New Trojan Variant Steals Android Unlock Patterns and PINs

A newly discovered variant of the Android banking trojan TrickMo now includes capabilities to steal a device’s unlock pattern or PIN, enabling attackers to control the device even while it’s locked.

First identified in 2019 and linked to the notorious TrickBot cybercrime group, TrickMo has evolved significantly, now exploiting Android’s accessibility services to capture sensitive data like one-time passwords (OTPs) and credentials via deceptive overlay screens.

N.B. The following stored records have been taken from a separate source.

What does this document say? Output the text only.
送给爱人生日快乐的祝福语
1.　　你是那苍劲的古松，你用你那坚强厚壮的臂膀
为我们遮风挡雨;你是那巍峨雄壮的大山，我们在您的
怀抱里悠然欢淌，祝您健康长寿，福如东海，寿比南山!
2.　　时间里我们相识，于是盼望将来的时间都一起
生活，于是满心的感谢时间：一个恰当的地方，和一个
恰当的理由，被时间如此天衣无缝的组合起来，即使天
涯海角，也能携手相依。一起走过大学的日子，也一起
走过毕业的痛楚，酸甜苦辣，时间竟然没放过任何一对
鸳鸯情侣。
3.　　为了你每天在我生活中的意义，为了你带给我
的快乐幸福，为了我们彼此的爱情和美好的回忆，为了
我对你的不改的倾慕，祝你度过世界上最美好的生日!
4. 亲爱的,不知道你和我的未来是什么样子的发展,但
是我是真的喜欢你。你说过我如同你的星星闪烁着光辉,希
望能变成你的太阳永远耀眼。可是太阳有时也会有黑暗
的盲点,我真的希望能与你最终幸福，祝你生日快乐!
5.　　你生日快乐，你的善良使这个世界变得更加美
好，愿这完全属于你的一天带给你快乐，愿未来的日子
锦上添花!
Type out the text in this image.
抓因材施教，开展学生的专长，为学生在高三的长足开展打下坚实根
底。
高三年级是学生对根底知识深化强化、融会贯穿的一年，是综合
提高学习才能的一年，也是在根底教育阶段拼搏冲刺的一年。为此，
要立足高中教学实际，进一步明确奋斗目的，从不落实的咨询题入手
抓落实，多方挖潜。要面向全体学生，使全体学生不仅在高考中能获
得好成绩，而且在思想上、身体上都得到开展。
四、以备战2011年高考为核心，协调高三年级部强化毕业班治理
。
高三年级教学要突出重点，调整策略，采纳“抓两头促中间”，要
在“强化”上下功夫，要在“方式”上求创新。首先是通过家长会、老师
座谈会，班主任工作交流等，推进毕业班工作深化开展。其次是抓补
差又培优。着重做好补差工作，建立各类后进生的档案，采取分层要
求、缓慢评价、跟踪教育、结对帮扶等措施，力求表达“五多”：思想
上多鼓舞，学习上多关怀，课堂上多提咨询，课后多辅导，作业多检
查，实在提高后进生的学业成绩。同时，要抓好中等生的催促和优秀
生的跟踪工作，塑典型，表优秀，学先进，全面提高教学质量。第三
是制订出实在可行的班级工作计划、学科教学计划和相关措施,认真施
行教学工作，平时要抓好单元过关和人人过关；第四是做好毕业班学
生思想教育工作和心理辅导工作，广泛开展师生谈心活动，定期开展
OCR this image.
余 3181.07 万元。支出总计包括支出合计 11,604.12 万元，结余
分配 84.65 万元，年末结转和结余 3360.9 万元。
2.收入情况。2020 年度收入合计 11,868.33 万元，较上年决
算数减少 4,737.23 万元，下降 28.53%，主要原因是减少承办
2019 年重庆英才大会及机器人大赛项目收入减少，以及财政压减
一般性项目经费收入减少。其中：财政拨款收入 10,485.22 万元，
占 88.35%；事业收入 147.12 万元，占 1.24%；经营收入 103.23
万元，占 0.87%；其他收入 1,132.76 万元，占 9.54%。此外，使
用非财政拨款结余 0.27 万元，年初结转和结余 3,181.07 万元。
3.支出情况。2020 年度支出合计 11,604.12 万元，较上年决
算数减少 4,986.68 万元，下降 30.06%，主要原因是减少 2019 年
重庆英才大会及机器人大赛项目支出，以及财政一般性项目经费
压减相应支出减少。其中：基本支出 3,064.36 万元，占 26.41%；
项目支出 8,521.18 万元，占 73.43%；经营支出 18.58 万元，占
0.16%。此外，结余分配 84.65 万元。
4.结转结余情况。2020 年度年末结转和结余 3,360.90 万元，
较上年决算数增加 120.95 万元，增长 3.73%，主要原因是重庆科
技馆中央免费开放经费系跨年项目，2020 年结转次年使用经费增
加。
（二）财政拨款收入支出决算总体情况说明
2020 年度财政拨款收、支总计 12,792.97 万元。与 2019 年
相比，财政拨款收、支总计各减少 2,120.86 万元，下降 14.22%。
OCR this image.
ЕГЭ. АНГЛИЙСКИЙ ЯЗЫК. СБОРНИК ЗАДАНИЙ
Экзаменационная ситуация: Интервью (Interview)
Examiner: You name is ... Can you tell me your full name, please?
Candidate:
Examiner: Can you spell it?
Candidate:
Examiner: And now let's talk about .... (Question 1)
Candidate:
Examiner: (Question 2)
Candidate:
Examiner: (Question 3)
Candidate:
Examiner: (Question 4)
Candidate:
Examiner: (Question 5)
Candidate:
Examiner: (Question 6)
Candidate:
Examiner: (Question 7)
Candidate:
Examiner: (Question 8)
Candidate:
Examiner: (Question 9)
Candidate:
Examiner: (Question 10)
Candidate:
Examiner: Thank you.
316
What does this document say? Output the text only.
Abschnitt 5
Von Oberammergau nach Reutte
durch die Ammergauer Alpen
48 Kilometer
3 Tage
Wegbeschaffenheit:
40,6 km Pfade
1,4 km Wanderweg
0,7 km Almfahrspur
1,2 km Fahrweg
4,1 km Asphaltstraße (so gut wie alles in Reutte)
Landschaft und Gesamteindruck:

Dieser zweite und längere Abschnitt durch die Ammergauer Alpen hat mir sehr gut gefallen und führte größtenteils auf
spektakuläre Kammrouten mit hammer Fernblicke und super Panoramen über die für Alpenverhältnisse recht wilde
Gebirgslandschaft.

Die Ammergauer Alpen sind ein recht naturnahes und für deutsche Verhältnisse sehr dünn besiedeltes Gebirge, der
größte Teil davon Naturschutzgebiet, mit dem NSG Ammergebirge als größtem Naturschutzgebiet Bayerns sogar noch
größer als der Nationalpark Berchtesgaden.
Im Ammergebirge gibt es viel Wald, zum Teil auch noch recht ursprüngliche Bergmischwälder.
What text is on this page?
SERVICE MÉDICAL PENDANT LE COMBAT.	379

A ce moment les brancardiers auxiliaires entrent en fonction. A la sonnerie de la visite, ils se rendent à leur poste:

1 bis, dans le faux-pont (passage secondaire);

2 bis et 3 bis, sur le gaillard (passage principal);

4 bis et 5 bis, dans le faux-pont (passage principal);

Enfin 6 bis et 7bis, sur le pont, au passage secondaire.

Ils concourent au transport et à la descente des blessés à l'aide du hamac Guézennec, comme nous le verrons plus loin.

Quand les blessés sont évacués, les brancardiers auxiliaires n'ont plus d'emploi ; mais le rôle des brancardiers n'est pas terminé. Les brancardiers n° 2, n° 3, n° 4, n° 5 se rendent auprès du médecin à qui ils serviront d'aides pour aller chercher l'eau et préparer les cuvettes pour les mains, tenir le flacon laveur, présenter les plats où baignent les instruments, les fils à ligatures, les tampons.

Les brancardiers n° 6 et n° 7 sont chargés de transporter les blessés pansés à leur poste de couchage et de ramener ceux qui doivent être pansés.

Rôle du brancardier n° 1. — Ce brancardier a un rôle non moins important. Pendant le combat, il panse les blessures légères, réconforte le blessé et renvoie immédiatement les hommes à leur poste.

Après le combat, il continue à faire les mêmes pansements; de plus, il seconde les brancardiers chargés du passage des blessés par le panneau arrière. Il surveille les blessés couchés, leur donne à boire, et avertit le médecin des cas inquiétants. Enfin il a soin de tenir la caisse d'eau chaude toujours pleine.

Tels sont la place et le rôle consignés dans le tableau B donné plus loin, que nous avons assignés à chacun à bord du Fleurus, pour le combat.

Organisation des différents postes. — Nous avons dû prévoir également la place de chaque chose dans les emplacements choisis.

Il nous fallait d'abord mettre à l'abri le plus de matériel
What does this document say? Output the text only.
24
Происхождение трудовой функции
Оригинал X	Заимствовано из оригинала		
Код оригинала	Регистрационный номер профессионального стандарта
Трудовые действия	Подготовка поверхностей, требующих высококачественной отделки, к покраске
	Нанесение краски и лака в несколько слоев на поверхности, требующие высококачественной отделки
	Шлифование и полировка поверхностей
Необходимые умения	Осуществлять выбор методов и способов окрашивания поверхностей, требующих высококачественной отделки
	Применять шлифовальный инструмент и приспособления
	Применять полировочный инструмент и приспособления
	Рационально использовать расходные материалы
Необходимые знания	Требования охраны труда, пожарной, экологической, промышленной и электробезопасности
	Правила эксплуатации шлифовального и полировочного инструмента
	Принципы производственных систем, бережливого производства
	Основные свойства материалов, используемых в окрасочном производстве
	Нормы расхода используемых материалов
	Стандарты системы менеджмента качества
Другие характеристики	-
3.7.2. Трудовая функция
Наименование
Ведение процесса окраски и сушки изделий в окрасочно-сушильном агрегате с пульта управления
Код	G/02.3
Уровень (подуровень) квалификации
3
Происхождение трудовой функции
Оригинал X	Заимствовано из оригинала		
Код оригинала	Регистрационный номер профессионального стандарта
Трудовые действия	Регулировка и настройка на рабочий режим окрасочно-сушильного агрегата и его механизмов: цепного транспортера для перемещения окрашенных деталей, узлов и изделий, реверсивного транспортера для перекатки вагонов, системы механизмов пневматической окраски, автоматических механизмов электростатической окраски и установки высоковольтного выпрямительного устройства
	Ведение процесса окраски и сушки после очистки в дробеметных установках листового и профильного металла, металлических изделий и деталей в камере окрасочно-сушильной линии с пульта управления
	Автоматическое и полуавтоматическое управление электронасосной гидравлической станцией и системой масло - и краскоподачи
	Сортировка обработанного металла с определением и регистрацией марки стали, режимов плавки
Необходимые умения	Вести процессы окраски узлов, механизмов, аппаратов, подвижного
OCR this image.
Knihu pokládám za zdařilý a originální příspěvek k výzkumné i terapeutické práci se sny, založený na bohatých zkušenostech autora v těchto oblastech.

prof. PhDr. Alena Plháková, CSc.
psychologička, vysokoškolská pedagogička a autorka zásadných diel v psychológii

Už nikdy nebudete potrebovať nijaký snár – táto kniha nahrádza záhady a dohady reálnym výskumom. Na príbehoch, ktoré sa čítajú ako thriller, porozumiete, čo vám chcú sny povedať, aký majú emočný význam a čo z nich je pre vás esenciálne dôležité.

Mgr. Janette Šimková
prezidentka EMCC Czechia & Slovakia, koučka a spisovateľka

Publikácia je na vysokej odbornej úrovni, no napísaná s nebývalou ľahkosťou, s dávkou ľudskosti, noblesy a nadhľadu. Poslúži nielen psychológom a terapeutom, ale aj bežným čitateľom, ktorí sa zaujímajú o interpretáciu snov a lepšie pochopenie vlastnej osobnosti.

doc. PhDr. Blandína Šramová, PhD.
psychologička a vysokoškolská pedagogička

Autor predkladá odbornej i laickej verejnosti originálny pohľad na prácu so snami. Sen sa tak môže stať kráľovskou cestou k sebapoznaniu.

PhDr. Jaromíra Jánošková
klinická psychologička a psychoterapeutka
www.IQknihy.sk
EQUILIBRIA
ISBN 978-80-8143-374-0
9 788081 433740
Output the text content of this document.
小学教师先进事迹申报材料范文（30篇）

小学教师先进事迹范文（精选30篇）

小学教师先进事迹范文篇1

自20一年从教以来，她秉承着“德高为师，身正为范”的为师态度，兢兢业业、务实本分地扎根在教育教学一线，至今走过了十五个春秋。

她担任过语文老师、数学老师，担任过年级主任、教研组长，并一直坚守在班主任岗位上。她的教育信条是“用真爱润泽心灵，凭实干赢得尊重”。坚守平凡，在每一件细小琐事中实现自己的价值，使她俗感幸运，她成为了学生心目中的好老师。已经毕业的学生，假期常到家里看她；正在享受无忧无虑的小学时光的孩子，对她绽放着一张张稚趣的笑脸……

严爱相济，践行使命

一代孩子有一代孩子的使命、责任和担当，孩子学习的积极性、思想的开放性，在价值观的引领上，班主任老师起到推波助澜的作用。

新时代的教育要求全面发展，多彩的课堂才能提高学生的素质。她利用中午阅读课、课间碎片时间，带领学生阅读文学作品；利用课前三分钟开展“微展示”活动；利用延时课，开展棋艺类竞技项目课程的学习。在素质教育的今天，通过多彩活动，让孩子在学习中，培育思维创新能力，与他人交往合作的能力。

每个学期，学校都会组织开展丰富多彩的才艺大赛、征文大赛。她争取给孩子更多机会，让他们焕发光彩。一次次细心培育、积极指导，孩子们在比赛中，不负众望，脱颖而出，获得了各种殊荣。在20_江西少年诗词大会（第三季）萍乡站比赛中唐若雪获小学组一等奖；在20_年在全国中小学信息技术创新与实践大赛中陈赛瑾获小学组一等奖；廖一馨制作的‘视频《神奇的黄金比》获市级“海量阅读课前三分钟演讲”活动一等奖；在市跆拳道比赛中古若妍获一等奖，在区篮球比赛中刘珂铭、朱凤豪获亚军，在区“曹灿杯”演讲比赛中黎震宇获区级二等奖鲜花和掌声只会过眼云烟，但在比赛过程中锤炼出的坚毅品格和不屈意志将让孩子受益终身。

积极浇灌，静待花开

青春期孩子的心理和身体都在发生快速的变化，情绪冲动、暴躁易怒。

Recent reports revealed that these new versions of TrickMo can present a fake unlock screen to trick users into entering their pattern or PIN. This fraudulent interface, designed to closely mimic a real unlock screen, is displayed using an HTML page hosted externally.

When a user enters their credentials, the data along with a unique device identifier—is sent to a server controlled by the attackers.

Researchers found vulnerabilities in the command-and-control (C2) servers used by TrickMo, revealing data from over 13,000 devices across Canada, the UAE, Turkey, and Germany. The stolen information isn’t limited to banking details; it also includes credentials for corporate networks, such as VPN access and internal websites.

The scope of TrickMo’s targeting is broad, affecting various categories like banking, e-commerce, enterprise applications, healthcare, telecom, and entertainment. As mobile devices increasingly serve as entry points for cyberattacks, the need for stronger protections becomes evident.

Additionally, a new Android banking trojan campaign, dubbed ErrorFather, has emerged, based on repurposed Cerberus malware. This campaign highlights the ongoing threat posed by recycled malware, as cybercriminals continue to exploit leaked source code from older malware to carry out attacks.

According to recent findings, mobile banking attacks surged by 29% between June 2023 and April 2024. India emerged as the top target, accounting for 28% of all attacks, followed by the U.S., Canada, South Africa, and several other countries.

To protect against trojans like TrickMo, users and organizations should ensure their mobile devices are equipped with updated security software and avoid installing apps from untrusted sources. Regular security checks and endpoint protection for mobile devices should also be enforced.